About equivalences of linear functionals on a real vector space $X$

Question

Suppose we have a real vector space $X$ and $\varphi_1,\varphi_2,...,\varphi_n$ and $\psi$ linear functionals from $X$ to $\mathbb R$. I'm struggling with the following implication:

$$ "ker(\psi) \supset \cap_{1\le k \le n}ker(\varphi_k)" \implies " \exists \lambda_1,\lambda_2,...,\lambda_n \in \mathbb R: \psi=\sum_{1 \le k \le n}\lambda_k \varphi_k" $$

What I've tried so far was passing to the quotient $X/\cap_{1 \le k \le n}ker(\varphi_k)$ and then defining the unique linear functional $$\varphi: X/\cap_{1\le k \le n}ker(\varphi_k) \to \mathbb R, \space [x] \mapsto \psi (x)$$

I don't know how to proceed and to be honest I don't even know if this is the right approach but the kernel intersection immidiately triggered the idea to pass to the quotient.

Any help?

Answer 1

Let $X$ be an $\mathbf{R}$-vector-space and $\phi_1, ..., \phi_n, \psi : X \rightarrow \mathbf{R}$ non-zero linear functionals.

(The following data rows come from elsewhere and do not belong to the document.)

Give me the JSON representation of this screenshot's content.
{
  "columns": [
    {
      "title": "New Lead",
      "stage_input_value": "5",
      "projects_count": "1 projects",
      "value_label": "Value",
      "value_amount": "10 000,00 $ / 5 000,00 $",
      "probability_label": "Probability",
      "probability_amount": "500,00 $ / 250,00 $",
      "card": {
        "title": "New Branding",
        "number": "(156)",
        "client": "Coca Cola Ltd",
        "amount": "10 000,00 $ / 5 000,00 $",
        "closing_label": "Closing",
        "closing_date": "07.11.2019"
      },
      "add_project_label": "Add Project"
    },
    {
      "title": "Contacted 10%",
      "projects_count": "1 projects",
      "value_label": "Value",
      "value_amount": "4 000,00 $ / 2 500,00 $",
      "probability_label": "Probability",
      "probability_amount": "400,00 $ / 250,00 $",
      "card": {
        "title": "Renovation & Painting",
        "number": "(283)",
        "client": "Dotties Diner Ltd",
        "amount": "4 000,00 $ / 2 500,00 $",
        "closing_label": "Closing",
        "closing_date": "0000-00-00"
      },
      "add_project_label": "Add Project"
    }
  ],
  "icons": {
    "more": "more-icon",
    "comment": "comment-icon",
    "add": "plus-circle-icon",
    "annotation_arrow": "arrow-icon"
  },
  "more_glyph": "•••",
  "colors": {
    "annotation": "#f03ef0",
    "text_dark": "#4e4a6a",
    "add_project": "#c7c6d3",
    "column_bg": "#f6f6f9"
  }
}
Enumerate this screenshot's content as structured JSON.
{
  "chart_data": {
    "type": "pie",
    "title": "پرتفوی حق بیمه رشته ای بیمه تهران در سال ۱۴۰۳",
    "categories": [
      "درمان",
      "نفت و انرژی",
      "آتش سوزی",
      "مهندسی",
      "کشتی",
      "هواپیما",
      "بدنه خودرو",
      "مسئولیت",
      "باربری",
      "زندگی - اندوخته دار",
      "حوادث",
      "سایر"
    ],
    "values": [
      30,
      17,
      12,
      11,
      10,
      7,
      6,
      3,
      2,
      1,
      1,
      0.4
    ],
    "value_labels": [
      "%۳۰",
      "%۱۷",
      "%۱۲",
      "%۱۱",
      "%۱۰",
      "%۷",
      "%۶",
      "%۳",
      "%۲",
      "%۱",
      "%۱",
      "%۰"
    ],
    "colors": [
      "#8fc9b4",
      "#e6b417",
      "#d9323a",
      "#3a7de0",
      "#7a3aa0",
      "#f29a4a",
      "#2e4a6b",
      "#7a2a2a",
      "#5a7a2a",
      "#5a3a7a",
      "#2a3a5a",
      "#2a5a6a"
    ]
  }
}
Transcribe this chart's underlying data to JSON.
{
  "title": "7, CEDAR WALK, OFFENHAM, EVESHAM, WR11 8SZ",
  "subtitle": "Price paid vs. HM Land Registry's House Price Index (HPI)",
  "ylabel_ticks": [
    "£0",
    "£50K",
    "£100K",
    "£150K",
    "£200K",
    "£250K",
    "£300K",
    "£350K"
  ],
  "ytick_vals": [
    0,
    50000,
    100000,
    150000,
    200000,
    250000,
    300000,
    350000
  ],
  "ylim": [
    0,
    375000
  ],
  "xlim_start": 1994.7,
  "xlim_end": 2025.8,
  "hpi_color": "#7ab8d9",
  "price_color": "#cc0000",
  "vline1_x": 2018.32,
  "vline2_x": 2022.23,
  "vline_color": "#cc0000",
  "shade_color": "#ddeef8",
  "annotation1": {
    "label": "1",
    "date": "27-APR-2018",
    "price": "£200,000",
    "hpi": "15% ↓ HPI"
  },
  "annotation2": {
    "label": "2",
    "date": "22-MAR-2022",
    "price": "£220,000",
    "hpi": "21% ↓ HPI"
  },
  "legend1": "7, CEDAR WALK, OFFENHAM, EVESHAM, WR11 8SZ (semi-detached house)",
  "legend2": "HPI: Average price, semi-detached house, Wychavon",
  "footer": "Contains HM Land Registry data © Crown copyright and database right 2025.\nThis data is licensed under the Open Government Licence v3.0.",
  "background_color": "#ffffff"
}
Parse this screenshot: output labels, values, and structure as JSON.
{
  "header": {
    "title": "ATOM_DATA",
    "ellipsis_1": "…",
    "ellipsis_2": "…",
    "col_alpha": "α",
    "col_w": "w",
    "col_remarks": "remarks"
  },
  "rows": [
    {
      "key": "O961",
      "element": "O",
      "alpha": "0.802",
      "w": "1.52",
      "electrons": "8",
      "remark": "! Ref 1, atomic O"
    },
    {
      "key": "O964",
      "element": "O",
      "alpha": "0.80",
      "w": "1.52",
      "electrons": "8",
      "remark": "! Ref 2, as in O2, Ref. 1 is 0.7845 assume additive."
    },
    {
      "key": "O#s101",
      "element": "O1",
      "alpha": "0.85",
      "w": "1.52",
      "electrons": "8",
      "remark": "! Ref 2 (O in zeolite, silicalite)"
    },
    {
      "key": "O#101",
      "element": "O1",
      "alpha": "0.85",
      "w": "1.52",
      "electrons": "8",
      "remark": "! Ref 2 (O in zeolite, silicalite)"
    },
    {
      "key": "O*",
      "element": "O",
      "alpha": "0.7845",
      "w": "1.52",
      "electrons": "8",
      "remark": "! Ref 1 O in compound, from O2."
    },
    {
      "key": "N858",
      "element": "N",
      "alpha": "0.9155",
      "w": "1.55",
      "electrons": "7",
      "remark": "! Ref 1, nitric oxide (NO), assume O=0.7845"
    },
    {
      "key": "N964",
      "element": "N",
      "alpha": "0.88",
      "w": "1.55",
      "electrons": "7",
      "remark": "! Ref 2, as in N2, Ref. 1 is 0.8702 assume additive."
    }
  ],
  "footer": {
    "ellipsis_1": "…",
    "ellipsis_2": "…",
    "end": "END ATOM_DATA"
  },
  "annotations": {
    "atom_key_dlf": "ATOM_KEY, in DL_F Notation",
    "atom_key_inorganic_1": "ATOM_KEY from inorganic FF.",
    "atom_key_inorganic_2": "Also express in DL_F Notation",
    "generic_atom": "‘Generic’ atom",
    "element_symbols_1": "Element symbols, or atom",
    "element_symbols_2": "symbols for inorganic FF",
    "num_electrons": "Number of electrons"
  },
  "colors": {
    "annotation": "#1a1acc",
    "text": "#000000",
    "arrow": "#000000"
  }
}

Assume $\psi \notin \langle \phi_1, ..., \phi_n \rangle$. We may assume w.l.o.g. that $\phi_1, ..., \phi_n$ are linearly independent, and hence $\psi, \phi_1, ..., \phi_n$ are linearly independent. We prove the following:

Proposition: Let $f_1, ..., f_n$ be non-zero functionals on a vector-space $X$. If they are linearly independent, then $\ker f_n \nsupseteq \bigcap_{i = 1}^{n - 1} \ker f_i$.

Proof: By induction.

For $n = 1$ there's nothing to show.

Assume the claim holds for $n \geq 1$. Let $x_1, ..., x_n \in X$ be such that $x_i \in \bigcap_{j \neq i} \ker f_j$ and $f_i(x_i) = 1$. Then for all $x \in X$ we have $$x - \sum_{i = 1}^n f_i(x) x_i \in \bigcap_{i = 1}^n \ker f_i$$

If $\ker f_{n + 1} \supset \bigcap_{i = 1}^n \ker f_i$, then

$$f_{n + 1} \left(x - \sum_{i = 1}^n f_i(x) x_i \right) = 0$$

and so $f_{n + 1}(x) = \sum_{i = 1}^n f_{n + 1}(x_i) f_i(x)$, hence $f_{n + 1} \in \langle f_1, ..., f_n \rangle$, which is a contradiction. $\square$